Мы поднялись на пустой, по-железнодорожному плохо освещенный перрон. Крашено все вокруг было суриком и охрой.
Мы не успели подождать, поскучать, переглянуться; сразу поехали. Поезд двигался по насыпи, и разверзались под нею длинные ряды фонарей, и под ними на крышах и плоскостях лежали блики. Часто шли остановки — все похожие платформы, но на каждой следующей свет был тусклей и тоскливей, не от ламп исходил, а в них втягивался. Сутулые люди ждали на темных скамьях.
Я все старался разглядеть свое отражение в окне, но оно размывалось, сбивалось.
— Кто, — спросил я, — был тот человек, с которым ты сегодня выходила из дому?
— Ты, — сказала Марина.
— Нет, раньше. Часа в три.
— С чего ты взял?
— Я видел. Он уехал на машине цвета плесени.
— У тебя что-то с головой. Я не знаю такого цвета.
Вагон покачивало, поезд въехал на мост, двигался над улицами, внутри которых текли огоньки машин. Вокруг были дома и окна. Город выглядел оживленно.
— Я видел, — подумал, а потом и повторил я.
Над вокзалом горели сизые буквы: «МОСКВА».
Через площадь мчались, сквозя меж такси, мотоциклисты.
— Завидую, — сказал я.
— Чему?
— Как же… Мотоциклисты мчатся… Им сам черт не брат. Ночью пьют на вокзалах кофе.

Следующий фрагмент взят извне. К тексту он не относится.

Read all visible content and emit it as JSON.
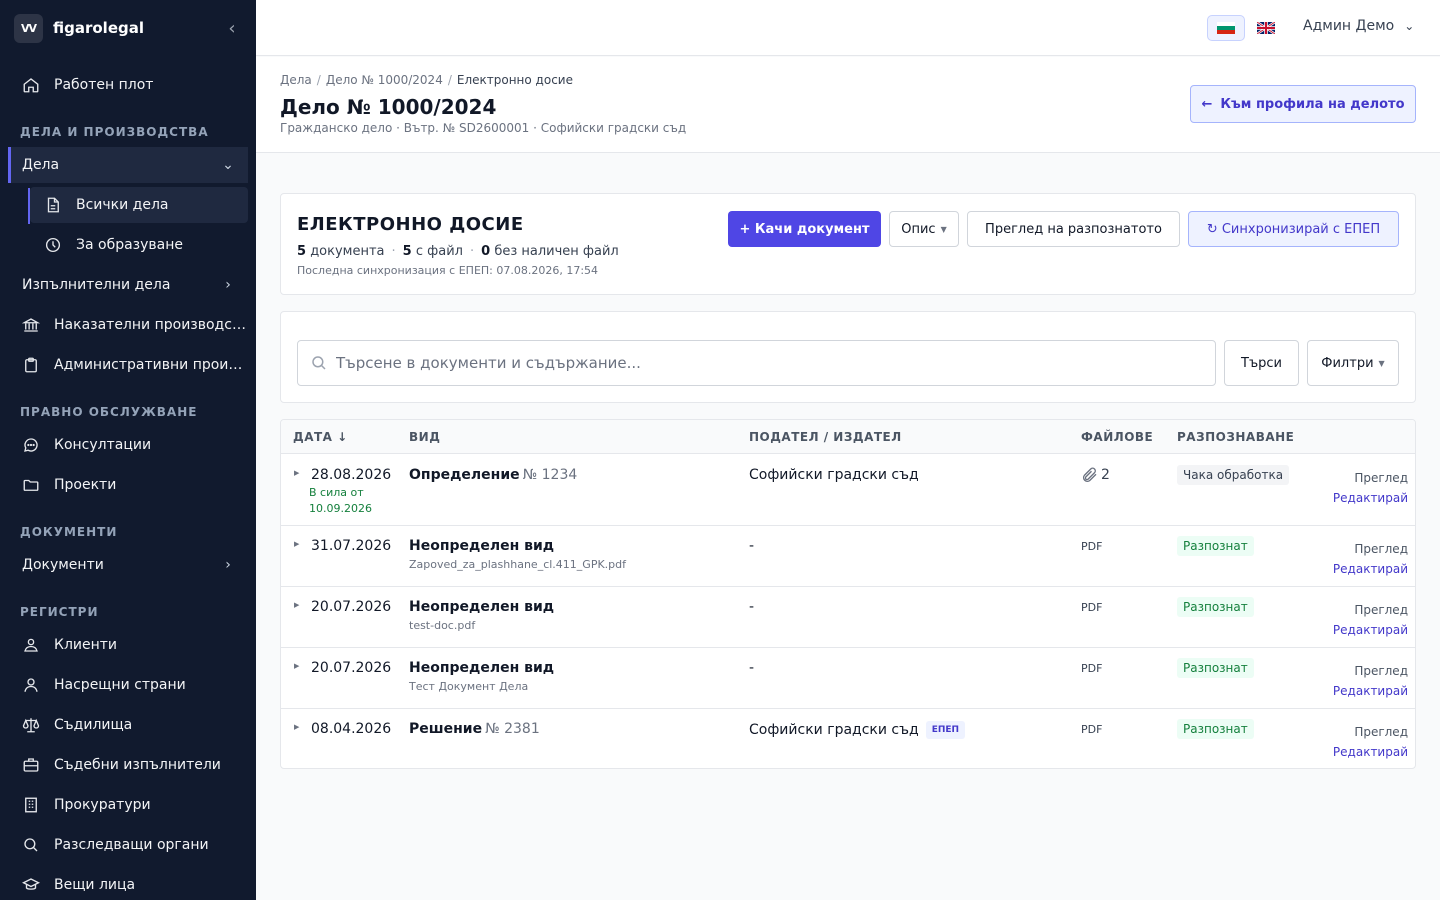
{
  "app": {
    "logo": "VV",
    "name": "figarolegal",
    "collapse_icon": "chevron-left-icon"
  },
  "sidebar": {
    "dashboard": "Работен плот",
    "sections": {
      "cases": "ДЕЛА И ПРОИЗВОДСТВА",
      "legal": "ПРАВНО ОБСЛУЖВАНЕ",
      "documents": "ДОКУМЕНТИ",
      "registers": "РЕГИСТРИ"
    },
    "cases": "Дела",
    "all_cases": "Всички дела",
    "for_creation": "За образуване",
    "enforcement": "Изпълнителни дела",
    "criminal": "Наказателни производства",
    "administrative": "Административни производства",
    "consultations": "Консултации",
    "projects": "Проекти",
    "documents": "Документи",
    "clients": "Клиенти",
    "counterparties": "Насрещни страни",
    "courts": "Съдилища",
    "bailiffs": "Съдебни изпълнители",
    "prosecutors": "Прокуратури",
    "investigators": "Разследващи органи",
    "third_parties": "Вещи лица"
  },
  "topbar": {
    "languages": [
      "bg",
      "en"
    ],
    "active_language": "bg",
    "user": "Админ Демо"
  },
  "header": {
    "breadcrumbs": [
      "Дела",
      "Дело № 1000/2024",
      "Електронно досие"
    ],
    "title": "Дело № 1000/2024",
    "subtitle": "Гражданско дело · Вътр. № SD2600001 · Софийски градски съд",
    "back_button": "Към профила на делото"
  },
  "dossier": {
    "title": "ЕЛЕКТРОННО ДОСИЕ",
    "stats": [
      {
        "count": "5",
        "label": "документа"
      },
      {
        "count": "5",
        "label": "с файл"
      },
      {
        "count": "0",
        "label": "без наличен файл"
      }
    ],
    "last_sync": "Последна синхронизация с ЕПЕП: 07.08.2026, 17:54",
    "upload_button": "+ Качи документ",
    "sort_select": "Опис",
    "review_button": "Преглед на разпознатото",
    "sync_button": "↻ Синхронизирай с ЕПЕП"
  },
  "search": {
    "placeholder": "Търсене в документи и съдържание...",
    "value": "",
    "search_button": "Търси",
    "filters_button": "Филтри"
  },
  "table": {
    "columns": [
      "ДАТА ↓",
      "ВИД",
      "ПОДАТЕЛ / ИЗДАТЕЛ",
      "ФАЙЛОВЕ",
      "РАЗПОЗНАВАНЕ"
    ],
    "view_label": "Преглед",
    "edit_label": "Редактирай",
    "rows": [
      {
        "date": "28.08.2026",
        "effective_label": "В сила от",
        "effective_date": "10.09.2026",
        "kind": "Определение",
        "number": "№ 1234",
        "file_name": "",
        "sender": "Софийски градски съд",
        "tag": "",
        "files": "2",
        "status": "Чака обработка"
      },
      {
        "date": "31.07.2026",
        "kind": "Неопределен вид",
        "number": "",
        "file_name": "Zapoved_za_plashhane_cl.411_GPK.pdf",
        "sender": "-",
        "tag": "",
        "files": "PDF",
        "status": "Разпознат"
      },
      {
        "date": "20.07.2026",
        "kind": "Неопределен вид",
        "number": "",
        "file_name": "test-doc.pdf",
        "sender": "-",
        "tag": "",
        "files": "PDF",
        "status": "Разпознат"
      },
      {
        "date": "20.07.2026",
        "kind": "Неопределен вид",
        "number": "",
        "file_name": "Тест Документ Дела",
        "sender": "-",
        "tag": "",
        "files": "PDF",
        "status": "Разпознат"
      },
      {
        "date": "08.04.2026",
        "kind": "Решение",
        "number": "№ 2381",
        "file_name": "",
        "sender": "Софийски градски съд",
        "tag": "ЕПЕП",
        "files": "PDF",
        "status": "Разпознат"
      }
    ]
  },
  "colors": {
    "sidebar_bg": "#111a2e",
    "accent": "#4f46e5",
    "success": "#15803d"
  }
}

Мотоцикл им как дом.
— Так купи мотоцикл.
Мы шли к Садовому кольцу, по улицам с ветвящимся и путаным движением, переходить их было трудно. Шли мимо и между двух близкостоящих высотных домов. Окна светились разными цветами, и разными цветами мигали светофоры и машины, лениво начиналась ночь.
— Не надо думать обо мне плохо, — сказала Марина.
Просто попросила об этом.
— Я стараюсь ни о ком не думать плохо, — сказал я.
— Я знаю.
— Зачем же? Всем трудно…
У меня развязался шнурок, я остановился и нагнулся и смотрел, как Марина уходит. Розовая широкая кофта ее светилась.

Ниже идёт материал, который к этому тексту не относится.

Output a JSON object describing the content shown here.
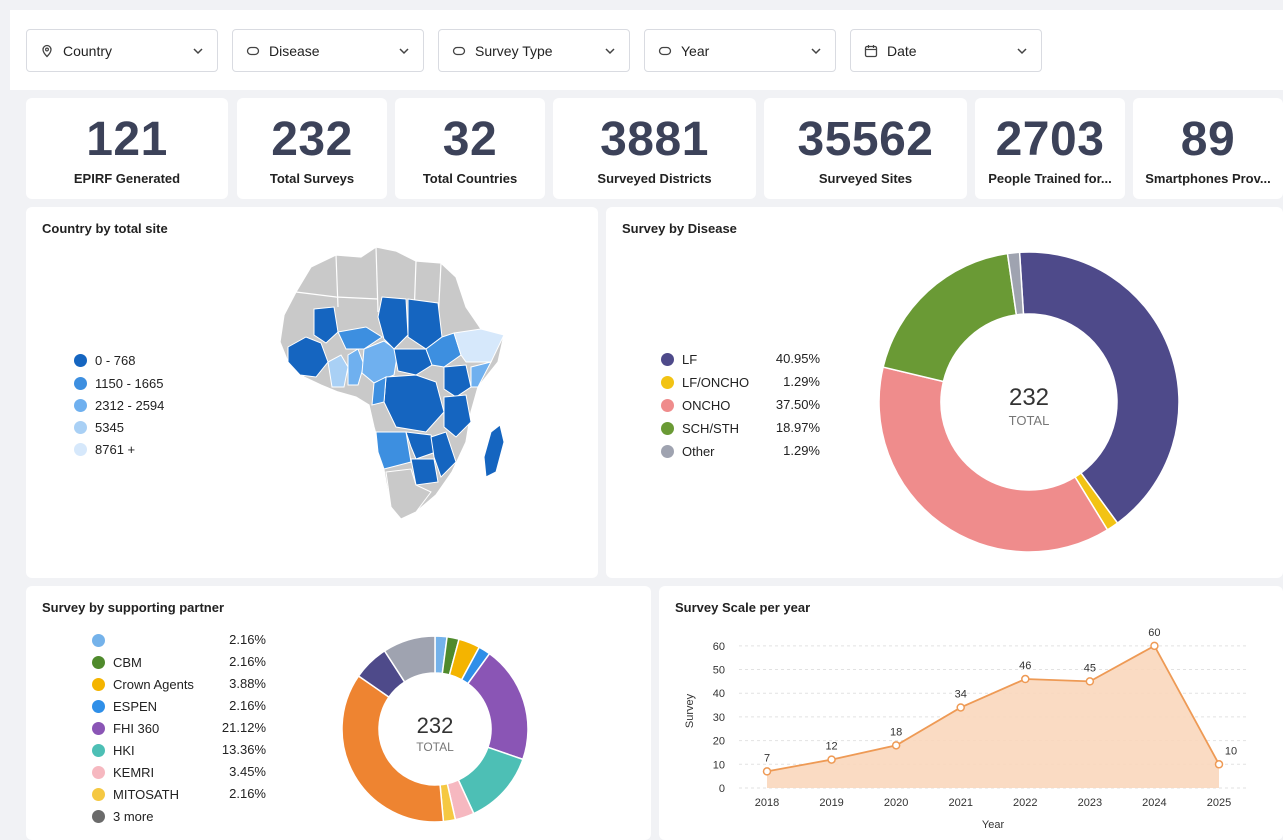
{
  "filters": [
    {
      "label": "Country",
      "icon": "location-pin-icon"
    },
    {
      "label": "Disease",
      "icon": "tag-icon"
    },
    {
      "label": "Survey Type",
      "icon": "tag-icon"
    },
    {
      "label": "Year",
      "icon": "tag-icon"
    },
    {
      "label": "Date",
      "icon": "calendar-icon"
    }
  ],
  "kpis": [
    {
      "value": "121",
      "label": "EPIRF Generated"
    },
    {
      "value": "232",
      "label": "Total Surveys"
    },
    {
      "value": "32",
      "label": "Total Countries"
    },
    {
      "value": "3881",
      "label": "Surveyed Districts"
    },
    {
      "value": "35562",
      "label": "Surveyed Sites"
    },
    {
      "value": "2703",
      "label": "People Trained for..."
    },
    {
      "value": "89",
      "label": "Smartphones Prov..."
    }
  ],
  "map_panel": {
    "title": "Country by total site",
    "legend": [
      {
        "label": "0 - 768",
        "color": "#1565c0"
      },
      {
        "label": "1150 - 1665",
        "color": "#3d8fe0"
      },
      {
        "label": "2312 - 2594",
        "color": "#6fb0ef"
      },
      {
        "label": "5345",
        "color": "#a9d0f5"
      },
      {
        "label": "8761 +",
        "color": "#d6e8fb"
      }
    ]
  },
  "disease_panel": {
    "title": "Survey by Disease",
    "total_value": "232",
    "total_label": "TOTAL"
  },
  "partner_panel": {
    "title": "Survey by supporting partner",
    "total_value": "232",
    "total_label": "TOTAL"
  },
  "scale_panel": {
    "title": "Survey Scale per year"
  },
  "chart_data": [
    {
      "type": "pie",
      "title": "Survey by Disease",
      "categories": [
        "LF",
        "LF/ONCHO",
        "ONCHO",
        "SCH/STH",
        "Other"
      ],
      "values": [
        40.95,
        1.29,
        37.5,
        18.97,
        1.29
      ],
      "labels": [
        "40.95%",
        "1.29%",
        "37.50%",
        "18.97%",
        "1.29%"
      ],
      "colors": [
        "#4e4a8a",
        "#f2c314",
        "#ef8c8c",
        "#6a9a35",
        "#9fa3b0"
      ]
    },
    {
      "type": "pie",
      "title": "Survey by supporting partner",
      "categories": [
        "",
        "CBM",
        "Crown Agents",
        "ESPEN",
        "FHI 360",
        "HKI",
        "KEMRI",
        "MITOSATH",
        "3 more"
      ],
      "values": [
        2.16,
        2.16,
        3.88,
        2.16,
        21.12,
        13.36,
        3.45,
        2.16
      ],
      "labels": [
        "2.16%",
        "2.16%",
        "3.88%",
        "2.16%",
        "21.12%",
        "13.36%",
        "3.45%",
        "2.16%"
      ],
      "colors": [
        "#74b2ea",
        "#4f8a2c",
        "#f4b400",
        "#2f8fe8",
        "#8a55b5",
        "#4dbfb5",
        "#f6b8c0",
        "#f5c842",
        "#6b6b6b"
      ],
      "hidden_slices": [
        {
          "value": 37.5,
          "color": "#ee8431"
        },
        {
          "value": 6.47,
          "color": "#4e4a8a"
        },
        {
          "value": 9.48,
          "color": "#9fa3b0"
        }
      ]
    },
    {
      "type": "area",
      "title": "Survey Scale per year",
      "xlabel": "Year",
      "ylabel": "Survey",
      "x": [
        "2018",
        "2019",
        "2020",
        "2021",
        "2022",
        "2023",
        "2024",
        "2025"
      ],
      "values": [
        7,
        12,
        18,
        34,
        46,
        45,
        60,
        10
      ],
      "yticks": [
        0,
        10,
        20,
        30,
        40,
        50,
        60
      ],
      "ylim": [
        0,
        65
      ],
      "grid": true,
      "color": "#ee9a55"
    }
  ]
}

Взлетали и пропадали в высоте стены, воздух был плотный и усталый после жаркого дня, и Марина двигалась, будто не удаляясь вовсе, как, например, на флагштоке флаг.
В переулке около ее подъезда стояло такси. Из машины вышли двое — женщина в белом пальто и высокий старик с тростью.

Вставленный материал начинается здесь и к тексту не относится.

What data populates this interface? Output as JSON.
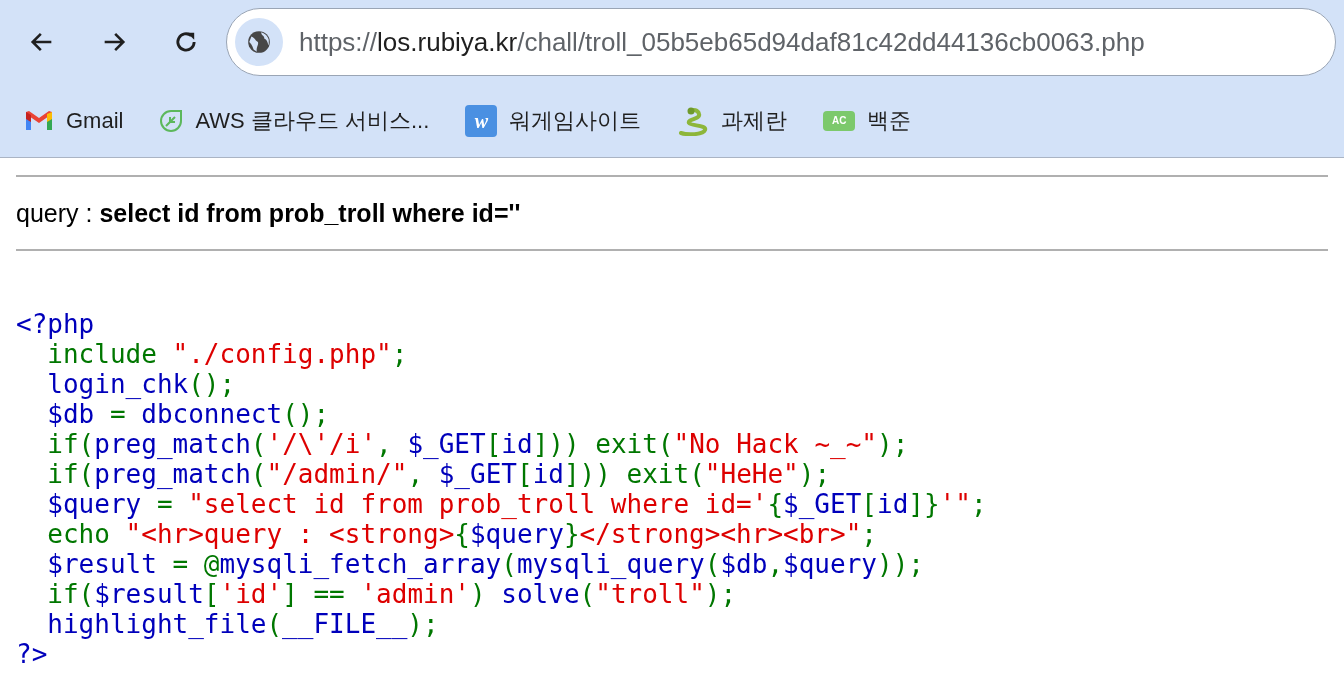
{
  "browser": {
    "url": {
      "scheme": "https://",
      "host": "los.rubiya.kr",
      "path": "/chall/troll_05b5eb65d94daf81c42dd44136cb0063.php"
    },
    "bookmarks": [
      {
        "kind": "gmail",
        "label": "Gmail"
      },
      {
        "kind": "leaf",
        "label": "AWS 클라우드 서비스..."
      },
      {
        "kind": "tile",
        "badge": "w",
        "label": "워게임사이트"
      },
      {
        "kind": "snake",
        "label": "과제란"
      },
      {
        "kind": "ac",
        "badge": "AC",
        "label": "백준"
      }
    ]
  },
  "page": {
    "query_line": "query : **select id from prob_troll where id=''**",
    "code_lines": [
      [
        {
          "kind": "default",
          "text": "<?php"
        }
      ],
      [
        {
          "kind": "keyword",
          "text": "  include "
        },
        {
          "kind": "string",
          "text": "\"./config.php\""
        },
        {
          "kind": "keyword",
          "text": ";"
        }
      ],
      [
        {
          "kind": "default",
          "text": "  login_chk"
        },
        {
          "kind": "keyword",
          "text": "();"
        }
      ],
      [
        {
          "kind": "default",
          "text": "  $db "
        },
        {
          "kind": "keyword",
          "text": "= "
        },
        {
          "kind": "default",
          "text": "dbconnect"
        },
        {
          "kind": "keyword",
          "text": "();"
        }
      ],
      [
        {
          "kind": "keyword",
          "text": "  if("
        },
        {
          "kind": "default",
          "text": "preg_match"
        },
        {
          "kind": "keyword",
          "text": "("
        },
        {
          "kind": "string",
          "text": "'/\\'/i'"
        },
        {
          "kind": "keyword",
          "text": ", "
        },
        {
          "kind": "default",
          "text": "$_GET"
        },
        {
          "kind": "keyword",
          "text": "["
        },
        {
          "kind": "default",
          "text": "id"
        },
        {
          "kind": "keyword",
          "text": "])) exit("
        },
        {
          "kind": "string",
          "text": "\"No Hack ~_~\""
        },
        {
          "kind": "keyword",
          "text": ");"
        }
      ],
      [
        {
          "kind": "keyword",
          "text": "  if("
        },
        {
          "kind": "default",
          "text": "preg_match"
        },
        {
          "kind": "keyword",
          "text": "("
        },
        {
          "kind": "string",
          "text": "\"/admin/\""
        },
        {
          "kind": "keyword",
          "text": ", "
        },
        {
          "kind": "default",
          "text": "$_GET"
        },
        {
          "kind": "keyword",
          "text": "["
        },
        {
          "kind": "default",
          "text": "id"
        },
        {
          "kind": "keyword",
          "text": "])) exit("
        },
        {
          "kind": "string",
          "text": "\"HeHe\""
        },
        {
          "kind": "keyword",
          "text": ");"
        }
      ],
      [
        {
          "kind": "default",
          "text": "  $query "
        },
        {
          "kind": "keyword",
          "text": "= "
        },
        {
          "kind": "string",
          "text": "\"select id from prob_troll where id='"
        },
        {
          "kind": "keyword",
          "text": "{"
        },
        {
          "kind": "default",
          "text": "$_GET"
        },
        {
          "kind": "keyword",
          "text": "["
        },
        {
          "kind": "default",
          "text": "id"
        },
        {
          "kind": "keyword",
          "text": "]}"
        },
        {
          "kind": "string",
          "text": "'\""
        },
        {
          "kind": "keyword",
          "text": ";"
        }
      ],
      [
        {
          "kind": "keyword",
          "text": "  echo "
        },
        {
          "kind": "string",
          "text": "\"<hr>query : <strong>"
        },
        {
          "kind": "keyword",
          "text": "{"
        },
        {
          "kind": "default",
          "text": "$query"
        },
        {
          "kind": "keyword",
          "text": "}"
        },
        {
          "kind": "string",
          "text": "</strong><hr><br>\""
        },
        {
          "kind": "keyword",
          "text": ";"
        }
      ],
      [
        {
          "kind": "default",
          "text": "  $result "
        },
        {
          "kind": "keyword",
          "text": "= @"
        },
        {
          "kind": "default",
          "text": "mysqli_fetch_array"
        },
        {
          "kind": "keyword",
          "text": "("
        },
        {
          "kind": "default",
          "text": "mysqli_query"
        },
        {
          "kind": "keyword",
          "text": "("
        },
        {
          "kind": "default",
          "text": "$db"
        },
        {
          "kind": "keyword",
          "text": ","
        },
        {
          "kind": "default",
          "text": "$query"
        },
        {
          "kind": "keyword",
          "text": "));"
        }
      ],
      [
        {
          "kind": "keyword",
          "text": "  if("
        },
        {
          "kind": "default",
          "text": "$result"
        },
        {
          "kind": "keyword",
          "text": "["
        },
        {
          "kind": "string",
          "text": "'id'"
        },
        {
          "kind": "keyword",
          "text": "] == "
        },
        {
          "kind": "string",
          "text": "'admin'"
        },
        {
          "kind": "keyword",
          "text": ") "
        },
        {
          "kind": "default",
          "text": "solve"
        },
        {
          "kind": "keyword",
          "text": "("
        },
        {
          "kind": "string",
          "text": "\"troll\""
        },
        {
          "kind": "keyword",
          "text": ");"
        }
      ],
      [
        {
          "kind": "default",
          "text": "  highlight_file"
        },
        {
          "kind": "keyword",
          "text": "("
        },
        {
          "kind": "default",
          "text": "__FILE__"
        },
        {
          "kind": "keyword",
          "text": ");"
        }
      ],
      [
        {
          "kind": "default",
          "text": "?>"
        }
      ]
    ]
  }
}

Марина обернулась и быстро, негромко сказала:
— Это мои родители.
И побежала к ним.
Они были старые, совсем старые, ее мать и отец. И понятно было то именно, что, когда их не станет, Марина еще будет такой же, как теперь, молодой; только кто тогда будет с нею рядом?
Я отошел в сторону, из тени и темноты смотрел, как Марина целует их, подхватывает сумки, и вот — они проходят в подъезд, и отъезжает машина.
Я иду по Кировской; вот — ночь, политы мостовые.
Есть планы, расчеты, возможности — и есть бульвары, монастыри, влажные улицы, и есть другие огни. Колесо вращается, и есть у него некое осевое биение.
Теперь не надо бы больше звонить Марине, не надо бы встречаться с нею никогда — ну хоть чтоб закончить на хорошей ноте. Но не звонить и не встречаться нельзя. И я не хочу выяснять, почему это так.
ПРИРОДА СЕНСАЦИЙ
Он говорит, что видит воздух; говорит, что в нем видит потоки и нити — вот если разбить яйцо, вылить его в кастрюлю с кипящей водой… образуются белковые облачка, желтковые крошки, это и будет похоже на воздух.
Смысла метафоры я не чувствую и говорю ему:
— Наверное, но я что-то…
— Нет, — перебивает он, — я не об атмосферном воздухе, а о таком, который между людьми.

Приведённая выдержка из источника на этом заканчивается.